Livre en relief

Jouant toujours de la typographie, Fred Léal propose un texte vif et drôle, d’une impertinence frondeuse. Ce qui n’exclut pas un certain tragique.

Christophe Kantcheff  • 17 juillet 2008 abonné·es

Fred Léal n’a toujours pas domestiqué son écriture, et c’est très bien comme cela. Dans la Porte ’verte , comme par exemple dans Let’s let’s go ou le Peigne rose [^2], les phrases s’éclatent sur la page. « S’éclatent » à tous les sens du terme. D’abord parce qu’elles forment une farandole typographique sans cesse renouvelée de romains, d’italiques, de gras et de corps (la taille des caractères), parmi lesquels se faufilent, au besoin, quelques croquis. Cette disposition est bien sûr le fait d’une organisation : c’est comme si chaque page portait les différentes pistes de la bande-son du livre, et que celles-ci se mêlaient, comme dans un film ou comme dans la vie même, tout en gardant au premier plan une voix, en l’occurrence celle des deux personnages de la Porte ’verte, Pauline et Fred. Effet de réel garanti – le son du livre est pour ainsi dire en relief – mais le récit (cela dit pour qui serait a priori effarouché par cette mise en page) reste toujours compréhensible.
Le lecteur, une fois dedans, a d’autant moins envie d’en sortir que Fred Léal insuffle à son texte une vivacité et une drôlerie qui font penser parfois à certaines BD (pour adultes, parce que le sexe est toujours dans les parages) et une impertinence frondeuse qui bouscule l’esprit de sérieux trop souvent associé à la littérature.
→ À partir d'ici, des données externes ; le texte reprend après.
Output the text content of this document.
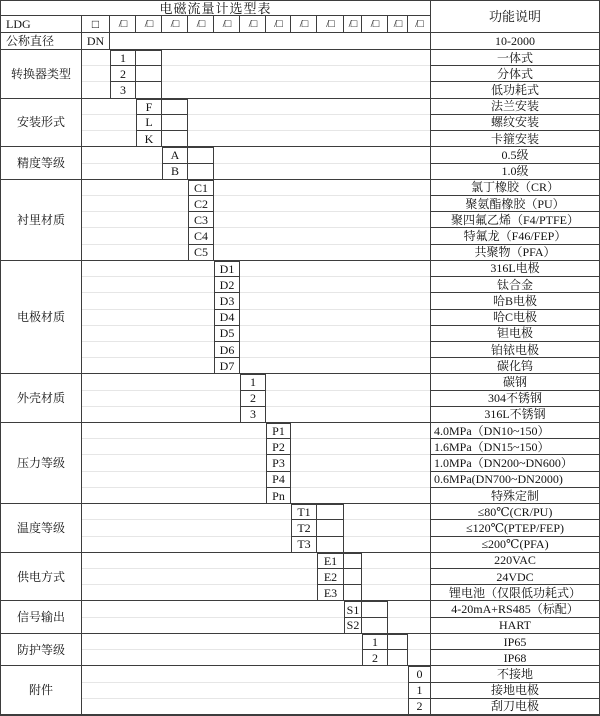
电磁流量计选型表
功能说明
LDG	□
公称直径	DN	10-2000
/□	/□	/□	/□	/□	/□	/□	/□	/□	/□	/□	/□	/□
转换器类型
1	一体式
2	分体式
3	低功耗式
安装形式
F	法兰安装
L	螺纹安装
K	卡箍安装
精度等级
A	0.5级
B	1.0级
衬里材质
C1	氯丁橡胶（CR）
C2	聚氨酯橡胶（PU）
C3	聚四氟乙烯（F4/PTFE）
C4	特氟龙（F46/FEP）
C5	共聚物（PFA）
电极材质
D1	316L电极
D2	钛合金
D3	哈B电极
D4	哈C电极
D5	钽电极
D6	铂铱电极
D7	碳化钨
外壳材质
1	碳钢
2	304不锈钢
3	316L不锈钢
压力等级
P1	4.0MPa（DN10~150）
P2	1.6MPa（DN15~150）
P3	1.0MPa（DN200~DN600）
P4	0.6MPa(DN700~DN2000)
Pn	特殊定制
温度等级
T1	≤80℃(CR/PU)
T2	≤120℃(PTEP/FEP)
T3	≤200℃(PFA)
供电方式
E1	220VAC
E2	24VDC
E3	锂电池（仅限低功耗式）
信号输出
S1	4-20mA+RS485（标配）
S2	HART
防护等级
1	IP65
2	IP68
附件
0	不接地
1	接地电极
2	刮刀电极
Mais que racontent donc Pauline et Fred, deux jeunes gens qui partagent un appartement sans partager leurs vies, même si le second aimerait entrer dans le lit de la première ? Ils se confient chacun un événement qui a eu une importance certaine sur le cours de leur existence. Pauline décrit son séjour dans un hôpital psychiatrique, auquel elle a été soumise, sur la décision de sa mère, après la mort accidentelle de son frère. Fred relate comment, une nuit, il a été sous la menace de braqueurs incongrus, alors qu’il était surveillant d’un internat de handicapés mentaux pour payer ses études de médecine, et que la police, de victime, l’a transformé en complice.
Chez Léal, la légèreté du ton est aussi une élégance. Bien entendu, par la voix de Pauline et Fred, il donne à voir les personnages, pour certains hauts en couleurs, qui peuplent l’hôpital psychiatrique, et déroule dans toute sa tragicomédie le vol de nuit improbable signé par des pieds nickelés, après avoir montré ce que Fred avait découvert de richesses et d’intelligence chez les pensionnaires, vus comme des « gogols » à l’extérieur. Mais au cœur de la Porte ’verte , on trouve la violence institutionnelle, et sa complice, la violence familiale. Celle qui enferme des personnes, alors que, « pour un grand nombre » d’entre elles, « le diagnostic flottait. Il manquait (en partie) » . Ou qui a le pouvoir de retourner arbitrairement une situation, assujettissant un individu dont le profil sociologique ne plaît pas (le commissaire semble s’acharner contre Fred car il est un étudiant en médecine « issu du milieu ouvrier ») .
Pauline et Fred finissent par se rapprocher coquinement dans le refus des forces contraignantes. Et la Porte ’verte , dont le titre n’est pas usurpé, fait sauter bien des verrous.

[^2]: Respectivement chez POL en 2005 et aux éditions de l’Attente en 2007 (cf. Politis n° 857 et 960).